This documentation provides an overview of the LLMs (Large Language Models) for Robot Planning project. The project leverages state-of-the-art language models to enable robots to perform planning tasks more effectively and efficiently by adding human feeddback to the plan generation process. The project is split into 2 parts:
- Physical Evaluation
- Simulated Evaluation
The physical evaluation is involved with running the system on a Niryo robot arm. To run this evaluation you would need the Niryro robot arm as well as an Intel RealSense D435i image and depth camera. The robot will have to be connected to the same network as the control unit (which can be a laptop), while the camera will be physically connected to the control unit using a usb type c connection cable. Once the physical aparatus has been configured, the operator can then connect to the robot by speicfiying the robot's network ip address in the main.py file in the physicalevaluation\
directory.
The simulated evaluation involves the use of the VimaBench which uses the pybulltet simulator, to use this evaluation, install the requirements inside the simulated evaluation folder simulatedevaluation\requirements.txt
and set your API key in the simulatedevaluation\visual_programming_prompt\robot_exec_generation.py
file.
The primary objective of this project is to develop a system that integrates Large Language Models (LLMs) to enhance the planning capabilities of robots. LLMs, such as GPT-3.5, will be used to generate natural language instructions for robots and assist them in making intelligent decisions during planning and execution.

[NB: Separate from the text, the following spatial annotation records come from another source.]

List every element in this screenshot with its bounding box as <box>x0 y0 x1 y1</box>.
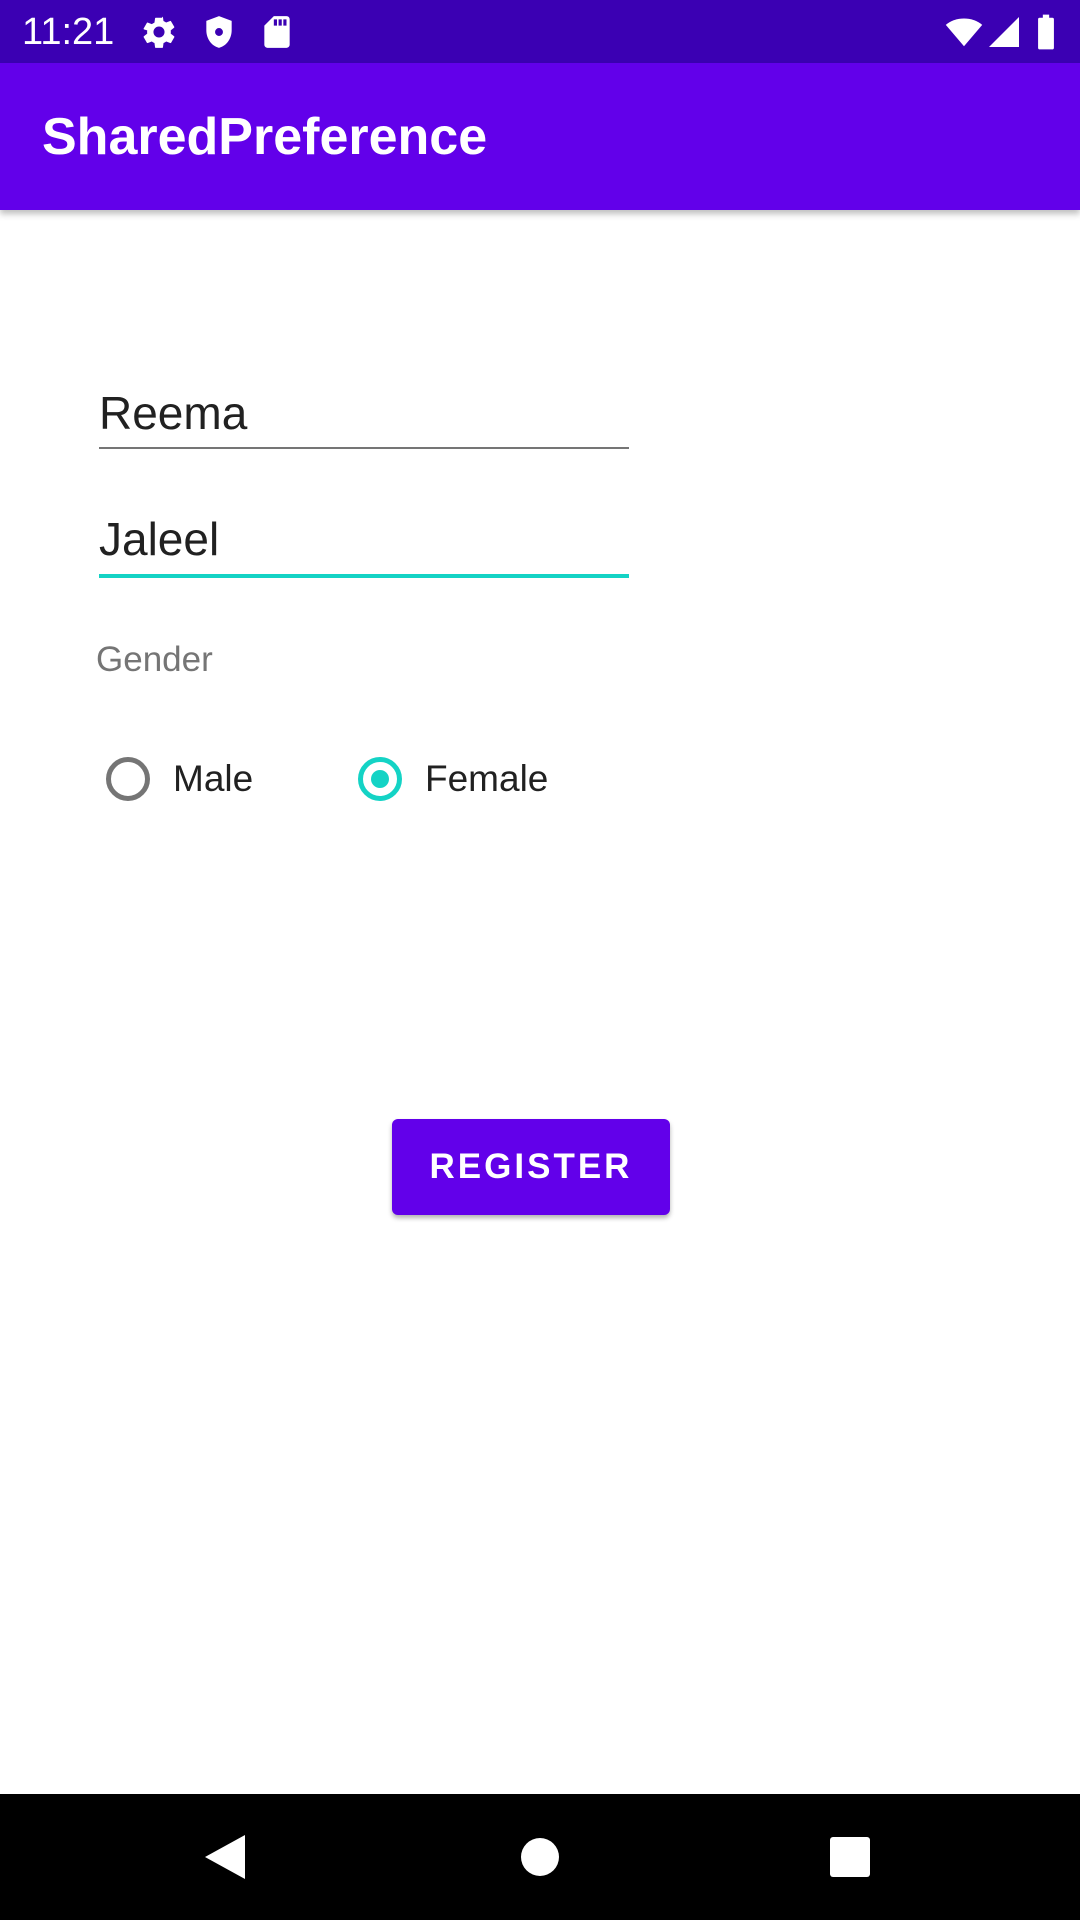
gender-label: Gender <box>96 640 213 679</box>
shield-icon <box>200 13 238 51</box>
last-name-underline <box>99 574 629 578</box>
battery-icon <box>1034 13 1058 51</box>
wifi-icon <box>944 13 983 51</box>
radio-dot-icon <box>371 770 389 788</box>
app-bar: SharedPreference <box>0 63 1080 210</box>
radio-male[interactable]: Male <box>97 748 253 810</box>
radio-checked-icon[interactable] <box>358 757 402 801</box>
nav-bar <box>0 1794 1080 1920</box>
register-button[interactable]: REGISTER <box>392 1119 670 1215</box>
first-name-underline <box>99 447 629 449</box>
sd-card-icon <box>258 13 296 51</box>
recents-icon[interactable] <box>820 1827 880 1887</box>
first-name-field[interactable] <box>99 378 629 448</box>
home-icon[interactable] <box>510 1827 570 1887</box>
radio-unchecked-icon[interactable] <box>106 757 150 801</box>
back-icon[interactable] <box>195 1827 255 1887</box>
radio-female[interactable]: Female <box>349 748 548 810</box>
last-name-field[interactable] <box>99 504 629 574</box>
cellular-signal-icon <box>986 13 1024 51</box>
app-title: SharedPreference <box>42 108 488 166</box>
settings-icon <box>140 13 178 51</box>
status-bar: 11:21 <box>0 0 1080 63</box>
radio-female-label: Female <box>425 758 549 799</box>
radio-male-label: Male <box>173 758 254 799</box>
status-time: 11:21 <box>22 11 115 53</box>
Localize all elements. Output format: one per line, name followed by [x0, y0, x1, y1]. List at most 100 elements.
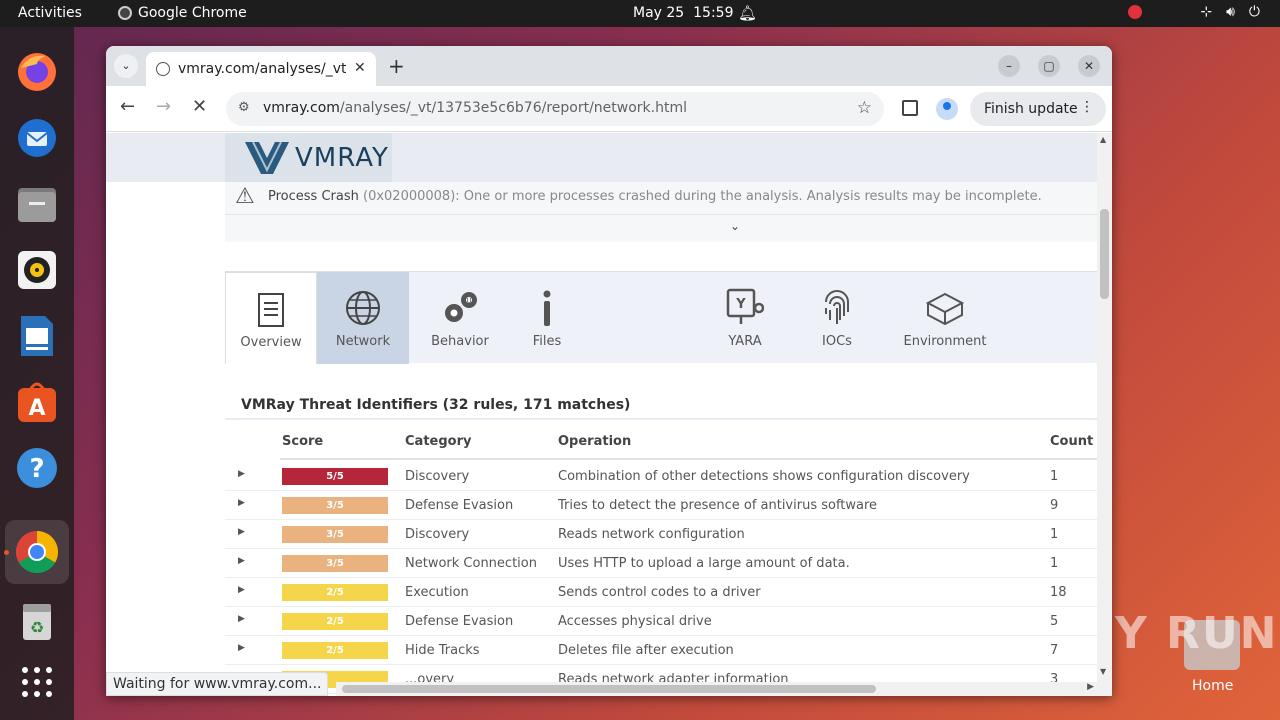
- bookmark-star-icon[interactable]: ☆: [857, 98, 872, 118]
- tab-behavior[interactable]: U Behavior: [414, 272, 506, 364]
- scroll-down-arrow-icon[interactable]: ▼: [1100, 667, 1106, 676]
- stop-loading-icon[interactable]: ✕: [192, 96, 207, 117]
- expand-row-caret-icon[interactable]: ▶: [238, 585, 245, 595]
- chrome-dock-icon[interactable]: [5, 520, 69, 584]
- tab-yara[interactable]: Y YARA: [699, 272, 791, 364]
- column-header-operation[interactable]: Operation: [558, 434, 631, 449]
- expand-warnings-bar[interactable]: ⌄: [225, 214, 1097, 242]
- tab-files[interactable]: Files: [501, 272, 593, 364]
- running-indicator: [4, 550, 9, 555]
- vertical-scroll-thumb[interactable]: [1100, 209, 1109, 299]
- files-icon[interactable]: [14, 181, 60, 227]
- new-tab-button[interactable]: +: [388, 54, 405, 78]
- thunderbird-icon[interactable]: [14, 115, 60, 161]
- minimize-button[interactable]: –: [998, 55, 1020, 77]
- tab-network-label: Network: [335, 334, 391, 349]
- close-window-button[interactable]: ✕: [1078, 55, 1100, 77]
- svg-text:Y: Y: [735, 297, 746, 312]
- page-viewport: VMRAY ⚠ Process Crash (0x02000008): One …: [106, 133, 1097, 696]
- url-text[interactable]: vmray.com/analyses/_vt/13753e5c6b76/repo…: [263, 100, 687, 116]
- warning-triangle-icon: ⚠: [235, 184, 255, 209]
- horizontal-scrollbar[interactable]: ▶: [336, 682, 1112, 696]
- category-cell: Defense Evasion: [405, 614, 514, 629]
- browser-tab[interactable]: vmray.com/analyses/_vt ✕: [146, 52, 376, 86]
- show-apps-icon[interactable]: [14, 659, 60, 705]
- tab-network[interactable]: Network: [317, 272, 409, 364]
- table-row[interactable]: ▶ 2/5 Hide Tracks Deletes file after execut…: [225, 636, 1097, 665]
- app-menu[interactable]: Google Chrome: [118, 5, 247, 21]
- vmray-logo-text: VMRAY: [295, 142, 389, 173]
- expand-row-caret-icon[interactable]: ▶: [238, 556, 245, 566]
- site-info-icon[interactable]: ⚙: [238, 100, 250, 115]
- section-divider: [225, 418, 1097, 420]
- loading-status-bar: Waiting for www.vmray.com...: [106, 672, 329, 696]
- operation-cell: Reads network configuration: [558, 527, 745, 542]
- expand-row-caret-icon[interactable]: ▶: [238, 469, 245, 479]
- table-row[interactable]: ▶ 2/5 Execution Sends control codes to a dr…: [225, 578, 1097, 607]
- score-badge: 2/5: [282, 613, 388, 630]
- top-bar: Activities Google Chrome May 25 15:59 🔔︎…: [0, 0, 1280, 27]
- profile-avatar-icon[interactable]: [936, 98, 958, 120]
- page-header: VMRAY: [106, 133, 1097, 182]
- score-badge: 3/5: [282, 497, 388, 514]
- vertical-scrollbar[interactable]: ▲ ▼: [1097, 133, 1112, 682]
- tab-close-icon[interactable]: ✕: [354, 60, 366, 76]
- table-row[interactable]: ▶ 2/5 Defense Evasion Accesses physical dri…: [225, 607, 1097, 636]
- tab-title: vmray.com/analyses/_vt: [178, 61, 346, 77]
- help-icon[interactable]: ?: [14, 445, 60, 491]
- horizontal-scroll-thumb[interactable]: [342, 685, 876, 693]
- tab-overview[interactable]: Overview: [225, 272, 317, 364]
- tab-iocs[interactable]: IOCs: [791, 272, 883, 364]
- app-center-icon[interactable]: A: [14, 379, 60, 425]
- yara-icon: Y: [726, 288, 764, 324]
- scroll-right-arrow-icon[interactable]: ▶: [1087, 682, 1094, 692]
- tab-environment-label: Environment: [903, 334, 987, 349]
- scroll-up-arrow-icon[interactable]: ▲: [1100, 135, 1106, 144]
- table-row[interactable]: ▶ 5/5 Discovery Combination of other detect…: [225, 462, 1097, 491]
- back-arrow-icon[interactable]: ←: [120, 96, 135, 117]
- count-cell: 18: [1050, 585, 1067, 600]
- globe-icon: [346, 291, 380, 325]
- operation-cell: Accesses physical drive: [558, 614, 712, 629]
- tab-overview-label: Overview: [240, 335, 302, 350]
- score-badge: 3/5: [282, 526, 388, 543]
- side-panel-icon[interactable]: [902, 100, 918, 116]
- tab-environment[interactable]: Environment: [893, 272, 997, 364]
- crash-warning-bar: ⚠ Process Crash (0x02000008): One or mor…: [225, 182, 1097, 214]
- expand-row-caret-icon[interactable]: ▶: [238, 527, 245, 537]
- crash-detail: (0x02000008): One or more processes cras…: [363, 189, 1042, 204]
- column-header-count[interactable]: Count: [1050, 434, 1093, 449]
- chevron-down-icon[interactable]: ⌄: [730, 219, 740, 233]
- tab-behavior-label: Behavior: [431, 334, 489, 349]
- more-menu-icon[interactable]: ⋮: [1080, 99, 1094, 115]
- table-row[interactable]: ▶ 3/5 Network Connection Uses HTTP to uploa…: [225, 549, 1097, 578]
- expand-row-caret-icon[interactable]: ▶: [238, 643, 245, 653]
- category-cell: Hide Tracks: [405, 643, 480, 658]
- category-cell: Discovery: [405, 527, 470, 542]
- vmray-logo[interactable]: VMRAY: [225, 133, 392, 182]
- trash-icon[interactable]: ♻: [14, 597, 60, 643]
- maximize-button[interactable]: ▢: [1038, 55, 1060, 77]
- table-row[interactable]: ▶ 3/5 Discovery Reads network configuration…: [225, 520, 1097, 549]
- chrome-window: ⌄ vmray.com/analyses/_vt ✕ + – ▢ ✕ ← → ✕…: [106, 46, 1112, 696]
- expand-row-caret-icon[interactable]: ▶: [238, 614, 245, 624]
- libreoffice-writer-icon[interactable]: [14, 313, 60, 359]
- tab-iocs-label: IOCs: [822, 334, 852, 349]
- category-cell: Defense Evasion: [405, 498, 514, 513]
- column-header-score[interactable]: Score: [282, 434, 323, 449]
- system-tray[interactable]: ⊹ 🔊︎ ⏻: [1128, 4, 1260, 20]
- tab-search-button[interactable]: ⌄: [114, 54, 138, 78]
- rhythmbox-icon[interactable]: [14, 247, 60, 293]
- column-header-category[interactable]: Category: [405, 434, 471, 449]
- activities-button[interactable]: Activities: [18, 5, 82, 21]
- clock[interactable]: May 25 15:59: [633, 5, 733, 21]
- firefox-icon[interactable]: [14, 49, 60, 95]
- header-divider: [280, 458, 1097, 460]
- expand-row-caret-icon[interactable]: ▶: [238, 498, 245, 508]
- table-row[interactable]: ▶ 3/5 Defense Evasion Tries to detect the p…: [225, 491, 1097, 520]
- power-icon: ⏻: [1248, 4, 1260, 20]
- address-bar[interactable]: ⚙ vmray.com/analyses/_vt/13753e5c6b76/re…: [226, 92, 884, 126]
- finish-update-button[interactable]: Finish update ⋮: [970, 92, 1106, 126]
- forward-arrow-icon[interactable]: →: [156, 96, 171, 117]
- category-cell: Execution: [405, 585, 469, 600]
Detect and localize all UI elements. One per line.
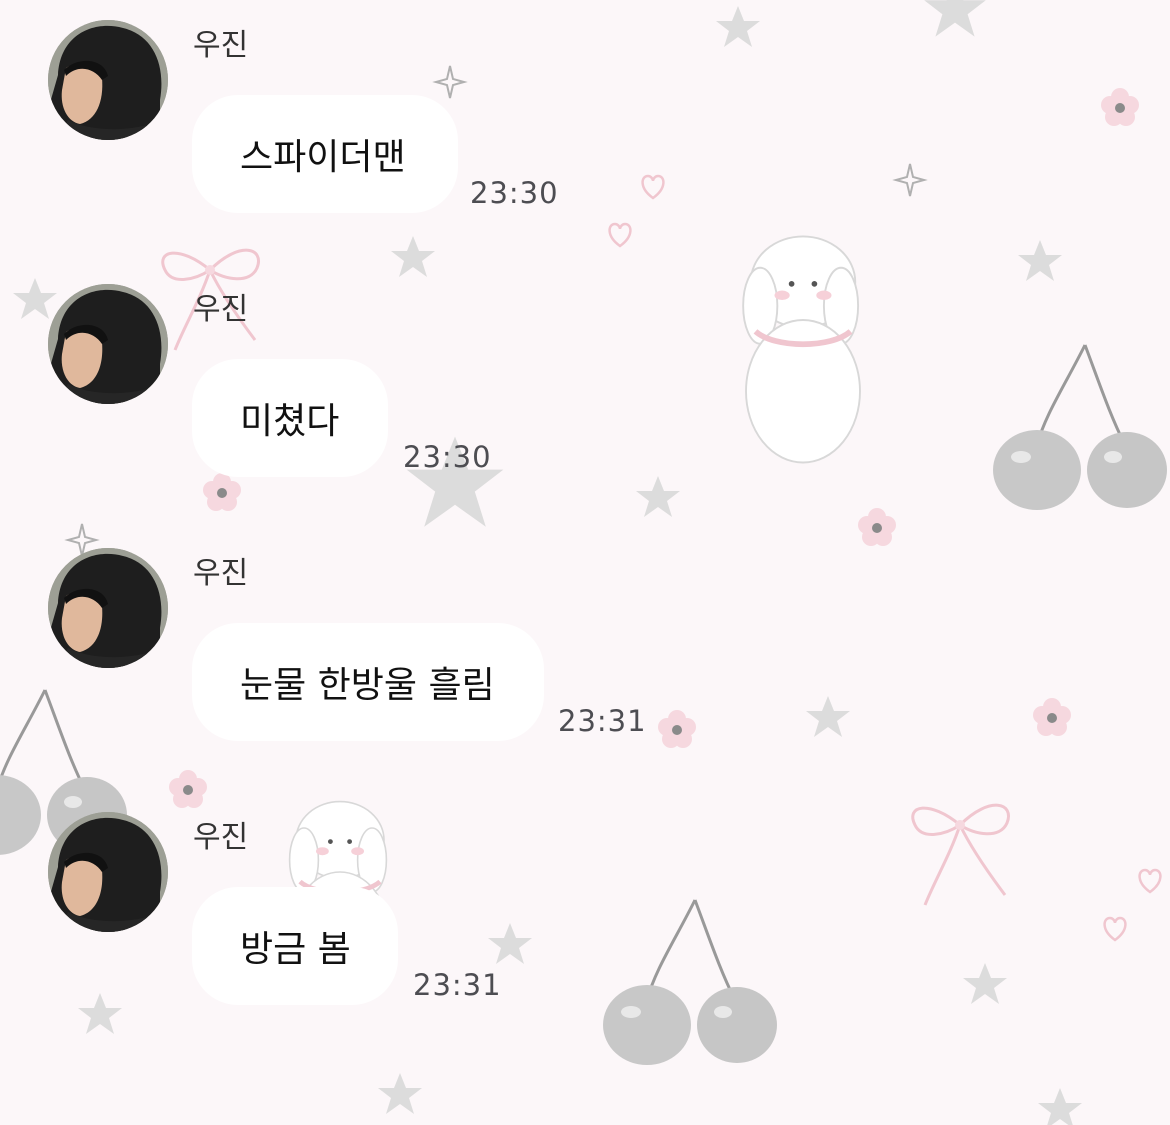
avatar-photo-icon <box>48 812 168 932</box>
avatar[interactable] <box>48 812 168 932</box>
message-bubble[interactable]: 미쳤다 <box>192 359 388 477</box>
avatar[interactable] <box>48 20 168 140</box>
avatar-photo-icon <box>48 20 168 140</box>
message-time: 23:30 <box>470 176 559 210</box>
avatar[interactable] <box>48 548 168 668</box>
message-bubble[interactable]: 눈물 한방울 흘림 <box>192 623 544 741</box>
sender-name: 우진 <box>193 28 249 63</box>
chat-thread: 우진 스파이더맨 23:30 우진 미쳤다 23:30 우진 눈물 한방울 흘림… <box>0 0 1170 1125</box>
sender-name: 우진 <box>193 292 249 327</box>
avatar[interactable] <box>48 284 168 404</box>
sender-name: 우진 <box>193 820 249 855</box>
sender-name: 우진 <box>193 556 249 591</box>
avatar-photo-icon <box>48 548 168 668</box>
message-bubble[interactable]: 방금 봄 <box>192 887 398 1005</box>
message-bubble[interactable]: 스파이더맨 <box>192 95 458 213</box>
message-time: 23:30 <box>403 440 492 474</box>
avatar-photo-icon <box>48 284 168 404</box>
message-time: 23:31 <box>413 968 502 1002</box>
message-time: 23:31 <box>558 704 647 738</box>
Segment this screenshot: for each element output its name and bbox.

To set up and run the project, you will need the following:
- Robot hardware with necessary sensors and actuators
- A computer with a compatible operating system (Linux, Windows, macOS)
- Python 3.x
- Required Python libraries (e.g., TensorFlow, PyTorch, Hugging Face Transformers)
- OPEN AI KEYS
- Internet connection (for model access)
The system architecture consists of the following components:
-
Robot Hardware: This includes the physical robot equipped with sensors and actuators for interaction with its environment.
-
LLM Integration: A pretrained LLM (e.g., GPT-3.5) is integrated into the system. The LLM can generate natural language instructions and assist with decision-making.
-
Planning Module: The planning module is responsible for receiving input from the LLM, interpreting it, and generating high-level plans for the robot's tasks.
-
Execution Module: The execution module takes the plans generated by the planning module and translates them into low-level control signals for the robot.
To install and set up the project, follow these steps:
-
Clone the project repository from GitHub: git clone https://github.com/asuzukosi/ned_lang.git
-
Install the required Python dependencies using
pip
: -
Obtain access to a pretrained LLM model (e.g., GPT-3.5) and set up the API credentials or connection as needed.
To use the system, follow these general steps:
-
Configure the robot hardware and ensure it's connected to the system.
-
Start the system, including the LLM integration, planning module, and execution module.
-
Provide tasks or queries to the system in natural language.
-
The LLM generates instructions, and the planning module interprets them to create high-level plans.
-
The execution module translates high-level plans into low-level commands for the robot to carry out the tasks.
-
Monitor and fine-tune the system's behavior as needed.
Here are some examples of how to use the system:
- User Input: "Pick up the red ball and place it on the table."
- LLM Output: "The red ball should be picked up and placed on the table."
- System Execution: The robot follows the instruction to pick up the red ball and place it on the table.